McCarrick report due for release next week
by Ed Condon and JD Flynn
Washington, D.C. Newsroom, Nov 5, 2020 / 01:30 pm MT (CNA).- The Vatican’s long-awaited report on the career of former cardinal Theodore McCarrick is set to be released early next week, multiple Vatican sources have told CNA.
The report, which was initially expected to be released in December 2019, comes after a Vatican review of documents and witness accounts spanning McCarrick’s 40-year episcopal career, after he was accused of serial sexual crimes related to minors and seminarians in 2018.
Sources at the Vatican’s Congregation for Bishops and Secretariat of State, which coordinated the review and report, independently told CNA that the report is slated for release early next week, with both identifying Nov. 10 as the expected publication date.
Reuters reported Nov. 5 that the report would be released ahead of a U.S. bishops’ meeting later this month.
One official who had seen the report described it to CNA as “lengthy.”
“The version I saw was more than 600 pages,” the official told CNA. “I don’t know if it will all go out in the end, or answer everyone’s questions, but it says a lot.”
McCarrick was a cardinal and the archbishop of two large American sees before he was found by the Vatican’s Congregation for the Doctrine of the Faith “guilty of the following delicts while a cleric: solicitation in the Sacrament of Confession, and sins against the Sixth Commandment with minors and with adults, with the aggravating factor of the abuse of power,” and laicized in February 2019.
Pope Francis first announced an internal Vatican investigation into the career of McCarrick in October 2018.
Since the review was announced, American Catholics – including many bishops – have called repeatedly for the release of its findings. The U.S. bishops are set to convene their Fall General Assembly on Nov. 16. The annual gathering, usually held in Baltimore, will take place online this year due to the coronavirus.
“I hope, but I’m not optimistic, the report will recognize that there were universal rumors about the guy for a long time,” a U.S. Church official close to the investigation of McCarrick told CNA, noting that he anticipated the report would be published soon, but did not know when that would be.
In February, Vatican Secretary of State Cardinal Pietro Parolin, whose department compiled the report, appeared to confirm the report had already been completed but that publication was delayed on the instructions of Pope Francis.
“The publication depends on the pope,” Parolin said Feb.6. “The work that is done is done, but the pope must give the final word.”

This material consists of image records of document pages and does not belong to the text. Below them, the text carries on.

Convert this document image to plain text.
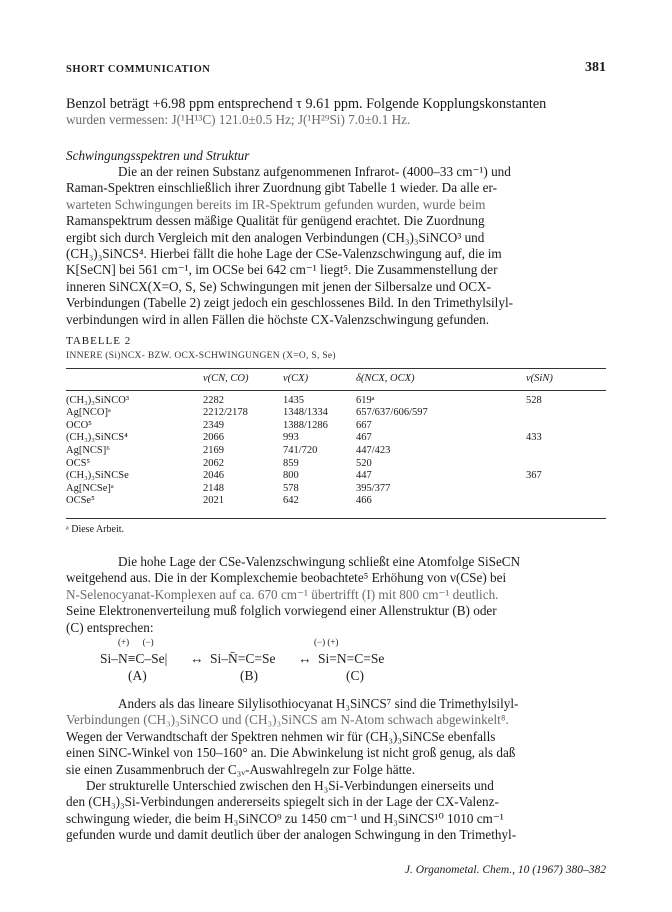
SHORT COMMUNICATION	381
Benzol beträgt +6.98 ppm entsprechend τ 9.61 ppm. Folgende Kopplungskonstanten
wurden vermessen: J(¹H¹³C) 121.0±0.5 Hz; J(¹H²⁹Si) 7.0±0.1 Hz.
Schwingungsspektren und Struktur
Die an der reinen Substanz aufgenommenen Infrarot- (4000–33 cm⁻¹) und
Raman-Spektren einschließlich ihrer Zuordnung gibt Tabelle 1 wieder. Da alle er-
warteten Schwingungen bereits im IR-Spektrum gefunden wurden, wurde beim
Ramanspektrum dessen mäßige Qualität für genügend erachtet. Die Zuordnung
ergibt sich durch Vergleich mit den analogen Verbindungen (CH₃)₃SiNCO³ und
(CH₃)₃SiNCS⁴. Hierbei fällt die hohe Lage der CSe-Valenzschwingung auf, die im
K[SeCN] bei 561 cm⁻¹, im OCSe bei 642 cm⁻¹ liegt⁵. Die Zusammenstellung der
inneren SiNCX(X=O, S, Se) Schwingungen mit jenen der Silbersalze und OCX-
Verbindungen (Tabelle 2) zeigt jedoch ein geschlossenes Bild. In den Trimethylsilyl-
verbindungen wird in allen Fällen die höchste CX-Valenzschwingung gefunden.
TABELLE 2
INNERE (Si)NCX- BZW. OCX-SCHWINGUNGEN (X=O, S, Se)
	ν(CN, CO)	ν(CX)	δ(NCX, OCX)	ν(SiN)

(CH₃)₃SiNCO³	2282	1435	619ᵃ	528
Ag[NCO]ᵃ	2212/2178	1348/1334	657/637/606/597	
OCO⁵	2349	1388/1286	667	
(CH₃)₃SiNCS⁴	2066	993	467	433
Ag[NCS]⁶	2169	741/720	447/423	
OCS⁵	2062	859	520	
(CH₃)₃SiNCSe	2046	800	447	367
Ag[NCSe]ᵃ	2148	578	395/377	
OCSe⁵	2021	642	466	
ᵃ Diese Arbeit.
Die hohe Lage der CSe-Valenzschwingung schließt eine Atomfolge SiSeCN
weitgehend aus. Die in der Komplexchemie beobachtete⁵ Erhöhung von ν(CSe) bei
N-Selenocyanat-Komplexen auf ca. 670 cm⁻¹ übertrifft (I) mit 800 cm⁻¹ deutlich.
Seine Elektronenverteilung muß folglich vorwiegend einer Allenstruktur (B) oder
(C) entsprechen:
(+)      (−)	(−) (+)
Si–N≡C–Se| ↔ Si–N̄=C=Se ↔ Si=N=C=Se
(A)	(B)	(C)
Anders als das lineare Silylisothiocyanat H₃SiNCS⁷ sind die Trimethylsilyl-
Verbindungen (CH₃)₃SiNCO und (CH₃)₃SiNCS am N-Atom schwach abgewinkelt⁸.
Wegen der Verwandtschaft der Spektren nehmen wir für (CH₃)₃SiNCSe ebenfalls
einen SiNC-Winkel von 150–160° an. Die Abwinkelung ist nicht groß genug, als daß
sie einen Zusammenbruch der C₃ᵥ-Auswahlregeln zur Folge hätte.
Der strukturelle Unterschied zwischen den H₃Si-Verbindungen einerseits und
den (CH₃)₃Si-Verbindungen andererseits spiegelt sich in der Lage der CX-Valenz-
schwingung wieder, die beim H₃SiNCO⁹ zu 1450 cm⁻¹ und H₃SiNCS¹⁰ 1010 cm⁻¹
gefunden wurde und damit deutlich über der analogen Schwingung in den Trimethyl-
J. Organometal. Chem., 10 (1967) 380–382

The report, which has taken more than two years to compile and release, follows an exhaustive review of documents in several curial departments, as well as in McCarrick’s former dioceses, including the Archdiocese of Washington and the Archdiocese of Newark.
One source close to the Washington archdiocesan chancery told CNA that “a roomful of boxes” had been sent to Rome as part of the document review.
In addition to answering questions regarding how McCarrick rose through the ecclesiastical ranks despite apparently widespread rumors of sexual misconduct over the years, many hope the report will address McCarrick’s financial dealings with the Vatican and other senior churchmen, and his reputation for gift-giving and participation in so-called “envelope culture” at the Vatican.
After the disclosure of a string of allegations of sexual misconduct against McCarrick, dating back years, his ability to offer large financial gifts to other bishops came under scrutiny as a possible reason he was able to operate unchecked for so long.
Several sources, among them cardinals, officials of the Roman curia, and McCarrick’s former staff members, have previously told CNA about McCarrick’s habit of visiting Rome and distributing cash or personal checks to senior officials.
CNA has previously reported that McCarrick funneled hundreds of thousands of dollars through what was known as the Archbishop’s Fund, and reportedly made gifts to senior Vatican officials, even while the fund remained under the charitable auspices of the archdiocese.
Senior sources close to the Archdiocese of Washington have confirmed that archdiocesan records handed over to Rome include the names of individuals, including senior Vatican figures, to whom McCarrick made payments from the fund.
The Washington archdiocese has repeatedly declined to answer questions from CNA on McCarrick’s use of the Archbishop’s Fund.